Des experts en psychiatrie gériatrique soulignent depuis longtemps que l’isolement prolongé représente un risque pour la santé comparable à celui du tabagisme. Pour une personne seule, un groupe de discussion animé peut donc être une ressource merveilleuse et vitalisante. Le problème surgit véritablement lorsque le monde virtuel commence à éclipser et à remplacer la présence physique.
La frontière ténue entre divertissement innocent et dépendance
Les professionnels conseillent aux proches d’être attentifs dès qu’une personne commence à délibérément refuser une vraie rencontre au profit de son écran. Il est temps de réagir quand une invitation à prendre un café est déclinée simplement parce qu’une série de vidéos attend d’être visionnée.
Alors que les enfants et les adolescents bénéficient aujourd’hui du contrôle parental, de filtres intégrés et d’une éducation à l’esprit critique, il manque cruellement un filet de sécurité équivalent pour les seniors. Les entreprises technologiques qui conçoivent ces applications prennent rarement en compte la vulnérabilité cognitive des utilisateurs plus âgés. Les petits-enfants ne peuvent alors que regarder, consternés, leur chère grand-mère relayer allègrement des théories complotistes absurdes ou des conseils de santé douteux. Les algorithmes sont programmés pour capter l’attention, pas pour améliorer la qualité de vie des utilisateurs.

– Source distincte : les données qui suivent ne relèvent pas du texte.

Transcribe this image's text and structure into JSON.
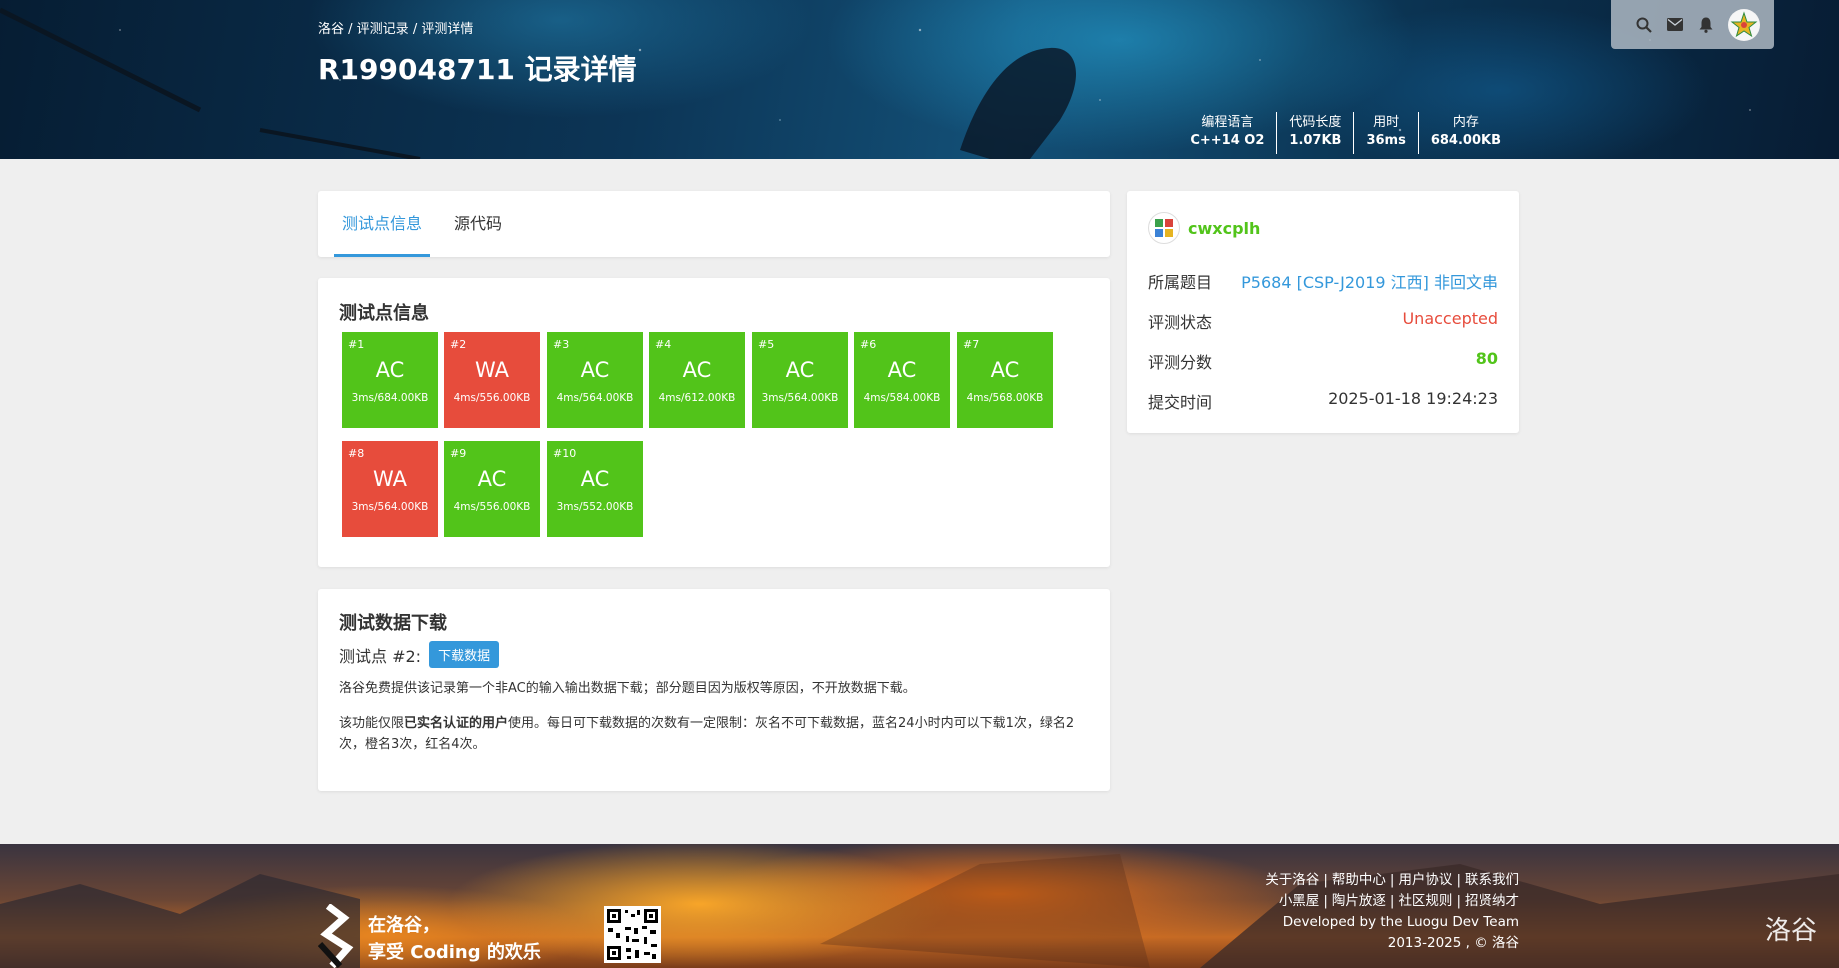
{
  "header": {
    "breadcrumb": [
      "洛谷",
      "评测记录",
      "评测详情"
    ],
    "breadcrumb_sep": " / ",
    "title": "R199048711 记录详情",
    "stats": [
      {
        "label": "编程语言",
        "value": "C++14 O2"
      },
      {
        "label": "代码长度",
        "value": "1.07KB"
      },
      {
        "label": "用时",
        "value": "36ms"
      },
      {
        "label": "内存",
        "value": "684.00KB"
      }
    ],
    "topbar_icons": [
      "search-icon",
      "mail-icon",
      "bell-icon"
    ]
  },
  "tabs": [
    {
      "label": "测试点信息",
      "active": true
    },
    {
      "label": "源代码",
      "active": false
    }
  ],
  "cases_section": {
    "title": "测试点信息",
    "cases": [
      {
        "id": "#1",
        "status": "AC",
        "info": "3ms/684.00KB"
      },
      {
        "id": "#2",
        "status": "WA",
        "info": "4ms/556.00KB"
      },
      {
        "id": "#3",
        "status": "AC",
        "info": "4ms/564.00KB"
      },
      {
        "id": "#4",
        "status": "AC",
        "info": "4ms/612.00KB"
      },
      {
        "id": "#5",
        "status": "AC",
        "info": "3ms/564.00KB"
      },
      {
        "id": "#6",
        "status": "AC",
        "info": "4ms/584.00KB"
      },
      {
        "id": "#7",
        "status": "AC",
        "info": "4ms/568.00KB"
      },
      {
        "id": "#8",
        "status": "WA",
        "info": "3ms/564.00KB"
      },
      {
        "id": "#9",
        "status": "AC",
        "info": "4ms/556.00KB"
      },
      {
        "id": "#10",
        "status": "AC",
        "info": "3ms/552.00KB"
      }
    ]
  },
  "download": {
    "title": "测试数据下载",
    "case_label": "测试点 #2:",
    "button": "下载数据",
    "note1": "洛谷免费提供该记录第一个非AC的输入输出数据下载；部分题目因为版权等原因，不开放数据下载。",
    "note2_pre": "该功能仅限",
    "note2_bold": "已实名认证的用户",
    "note2_post": "使用。每日可下载数据的次数有一定限制：灰名不可下载数据，蓝名24小时内可以下载1次，绿名2次，橙名3次，红名4次。"
  },
  "side": {
    "username": "cwxcplh",
    "rows": {
      "problem_label": "所属题目",
      "problem_value": "P5684 [CSP-J2019 江西] 非回文串",
      "status_label": "评测状态",
      "status_value": "Unaccepted",
      "score_label": "评测分数",
      "score_value": "80",
      "time_label": "提交时间",
      "time_value": "2025-01-18 19:24:23"
    }
  },
  "footer": {
    "slogan_line1": "在洛谷，",
    "slogan_line2": "享受 Coding 的欢乐",
    "links_row1": [
      "关于洛谷",
      "帮助中心",
      "用户协议",
      "联系我们"
    ],
    "links_row2": [
      "小黑屋",
      "陶片放逐",
      "社区规则",
      "招贤纳才"
    ],
    "developed_by": "Developed by the ",
    "team": "Luogu Dev Team",
    "copyright": "2013-2025 , © 洛谷",
    "brand": "洛谷"
  },
  "colors": {
    "ac": "#52c41a",
    "wa": "#e74c3c",
    "link": "#3498db"
  }
}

Le rôle ingrat de policier des écrans au sein de la famille
Il est évidemment très délicat pour de jeunes adultes de devoir reprendre leurs propres grands-parents. Toute leur vie durant, le rapport d’autorité était pourtant radicalement différent. Pourtant, beaucoup de familles n’ont guère d’autre choix si elles veulent éviter de passer les fêtes à contempler des visages silencieux éclairés par la lueur bleue des écrans.
L’essentiel est d’éviter un ton accusateur dans la conversation. Commencez par de petits ajustements tout en douceur — proposez, par exemple, de mettre les téléphones de côté uniquement pendant les repas. Montrez un intérêt sincère pour ce qui capte leur attention en ligne, et travaillez ensemble à construire un équilibre plus sain. Il est absolument fondamental de leur montrer que leur présence compte infiniment plus que n’importe quelle notification sur un écran.

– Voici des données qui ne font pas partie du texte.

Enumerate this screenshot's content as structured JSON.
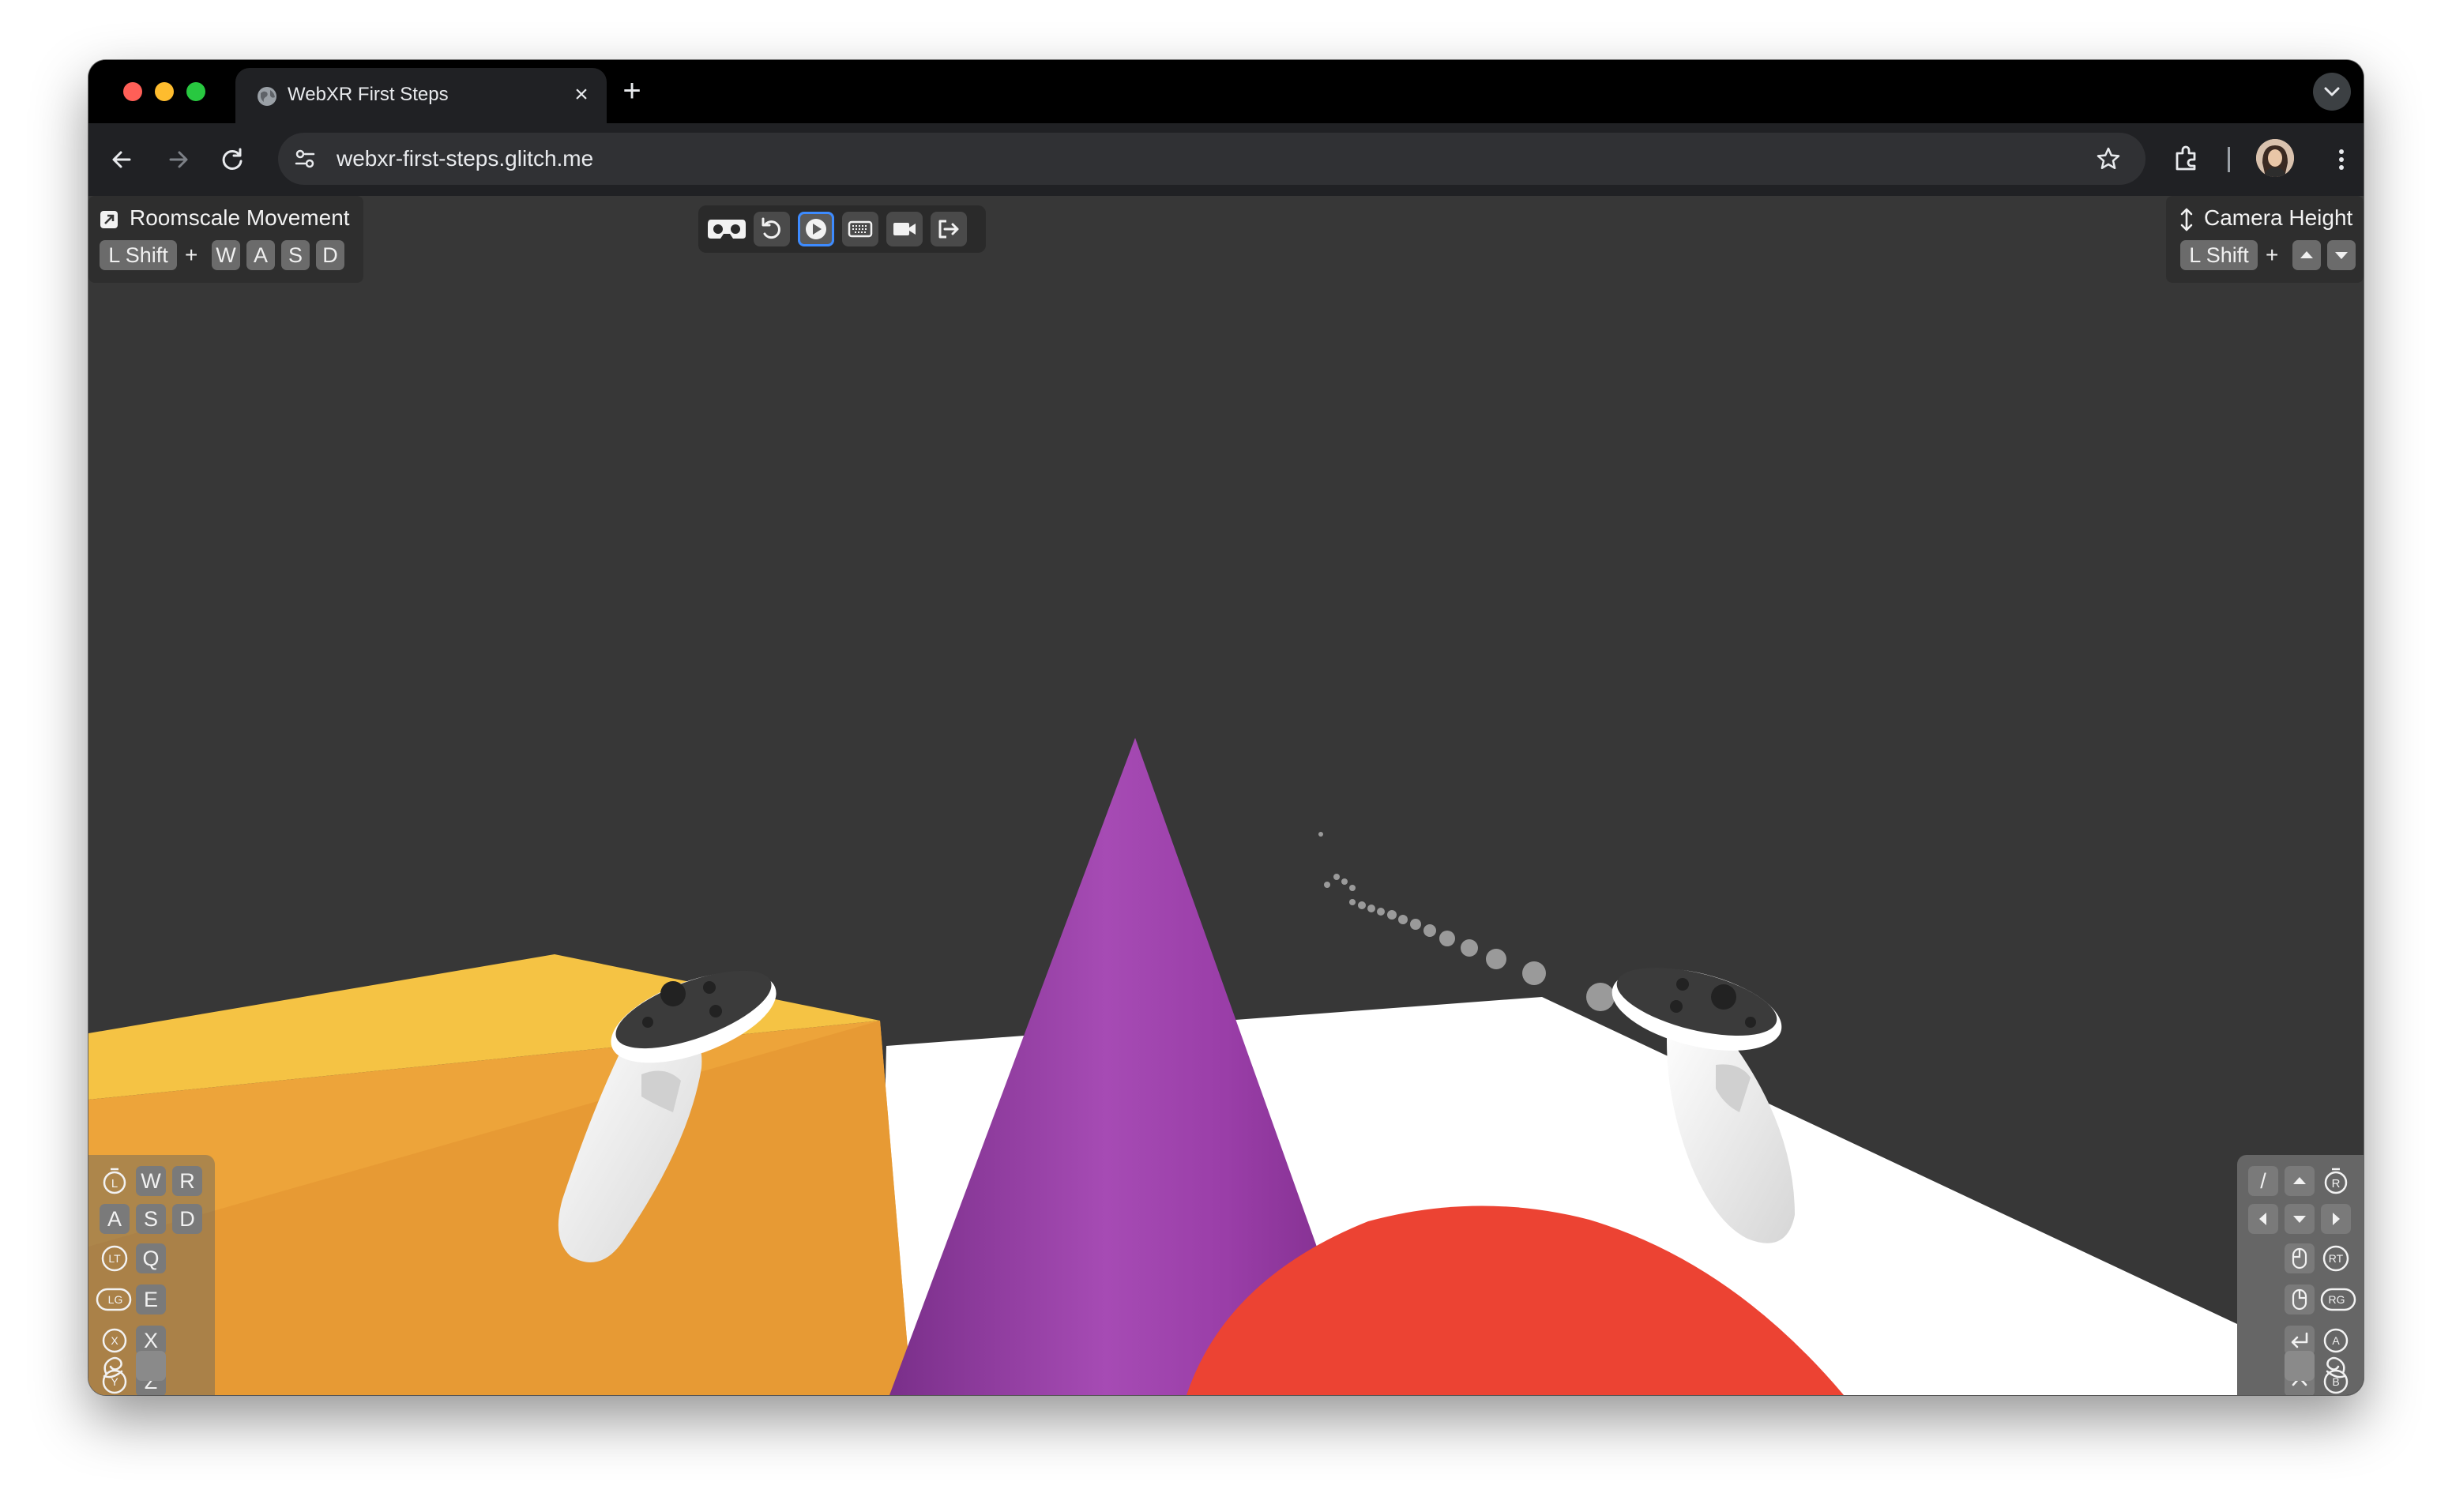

Des pistes concrètes pour retrouver l’harmonie familiale
La clé du succès réside dans la mise en place de petits cadres fixes qui peuvent rapidement transformer l’atmosphère à la maison :
- Créez une zone sans technologie — cela fonctionne particulièrement bien à table ou lors des soirées jeux de société.

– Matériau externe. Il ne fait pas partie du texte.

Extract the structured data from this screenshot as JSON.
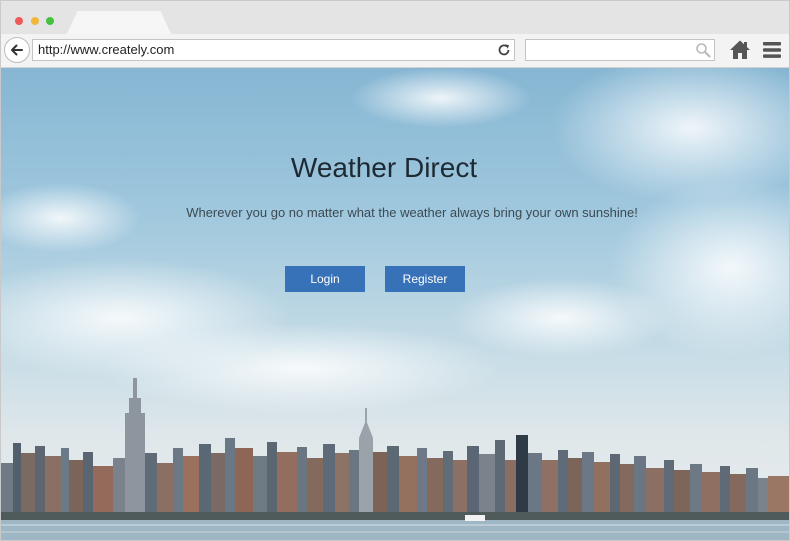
{
  "browser": {
    "url": "http://www.creately.com",
    "search_placeholder": "",
    "colors": {
      "close": "#ee5a5a",
      "minimize": "#f1b63a",
      "maximize": "#46c03f"
    },
    "icons": [
      "back-arrow-icon",
      "reload-icon",
      "search-icon",
      "home-icon",
      "menu-icon"
    ]
  },
  "hero": {
    "title": "Weather Direct",
    "subtitle": "Wherever you go no matter what the weather always bring your own sunshine!",
    "login_label": "Login",
    "register_label": "Register",
    "button_color": "#3772b8"
  }
}
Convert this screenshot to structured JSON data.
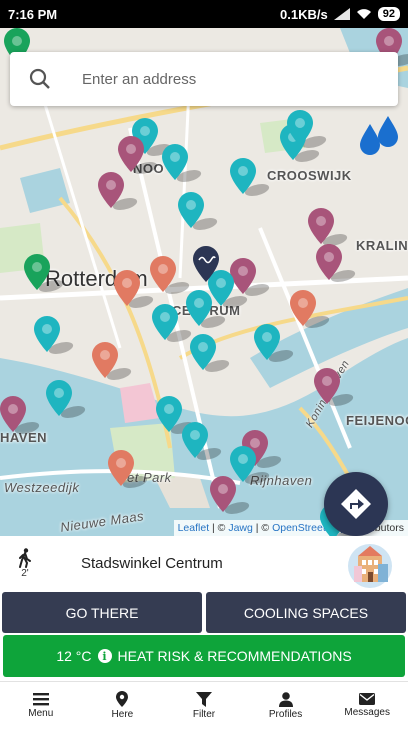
{
  "status_bar": {
    "time": "7:16 PM",
    "network_speed": "0.1KB/s",
    "battery": "92"
  },
  "search": {
    "placeholder": "Enter an address",
    "icon": "search-icon"
  },
  "map": {
    "labels": {
      "city": "Rotterdam",
      "noord": "NOO",
      "crooswijk": "CROOSWIJK",
      "kralingen": "KRALIN",
      "centrum": "CENTRUM",
      "feijenoord": "FEIJENOO",
      "delfshaven": "HAVEN",
      "rijnhaven": "Rijnhaven",
      "westzeedijk": "Westzeedijk",
      "nieuwe_maas": "Nieuwe Maas",
      "het_park": "et Park",
      "koningshaven": "Koningshaven"
    },
    "attribution": {
      "leaflet": "Leaflet",
      "sep1": " | © ",
      "jawg": "Jawg",
      "sep2": " | © ",
      "osm": "OpenStreetMap",
      "suffix": " contributors"
    },
    "colors": {
      "teal": "#1eb5c0",
      "mauve": "#a8547a",
      "salmon": "#e17a62",
      "green": "#19a35b",
      "navy": "#2c3654",
      "water": "#aad3df",
      "road": "#f6d98a"
    }
  },
  "selected_place": {
    "walk_icon": "walking-person-icon",
    "walk_value": "2'",
    "name": "Stadswinkel Centrum"
  },
  "actions": {
    "go_there": "GO THERE",
    "cooling_spaces": "COOLING SPACES"
  },
  "heat": {
    "temperature": "12 °C",
    "label": "HEAT RISK & RECOMMENDATIONS"
  },
  "bottom_nav": [
    {
      "label": "Menu",
      "icon": "menu-icon"
    },
    {
      "label": "Here",
      "icon": "location-pin-icon"
    },
    {
      "label": "Filter",
      "icon": "filter-icon"
    },
    {
      "label": "Profiles",
      "icon": "person-icon"
    },
    {
      "label": "Messages",
      "icon": "envelope-icon"
    }
  ]
}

- Instaurez un point de dépôt commun. Invitez tous les membres de la famille (y compris les plus jeunes) à déposer leurs appareils dans une corbeille à l’entrée en arrivant.
- Transformez le temps d’écran en expérience partagée. Plutôt que chacun reste isolé avec son téléphone, regardez ensemble de vieilles photos de famille ou des vidéos sur le téléviseur.
- Proposez votre aide pour faire le tri dans leurs applications, et veillez à désactiver les notifications les plus intrusives et les plus envahissantes.
Pour que ces mesures ne ressemblent pas à une punition injuste, il est indispensable que toute la famille y participe sur un pied d’égalité. Les plateformes sociales sont cyniquement programmées pour délivrer des récompenses dopaminergiques instantanées afin de maintenir notre attention captive. Sans la structure des routines professionnelles pour rythmer la journée, cette pression peut être bien plus difficile à résister pour une personne âgée.
La technologie moderne n’est en aucun cas un ennemi. Pour beaucoup de seniors, elle a ouvert des portes vers de nouveaux loisirs passionnants, leur a permis de maîtriser des recettes exotiques et a renoué des liens avec d’anciens amis. Le véritable défi consiste uniquement à trouver le juste équilibre. Quand une famille ose aborder sereinement et ouvertement la question des habitudes numériques, elle découvre souvent une vérité essentielle : même la vidéo la plus virale sur internet ne pourra jamais rivaliser avec le son d’un rire partagé ni avec la chaleur d’une présence authentique et sans écrans.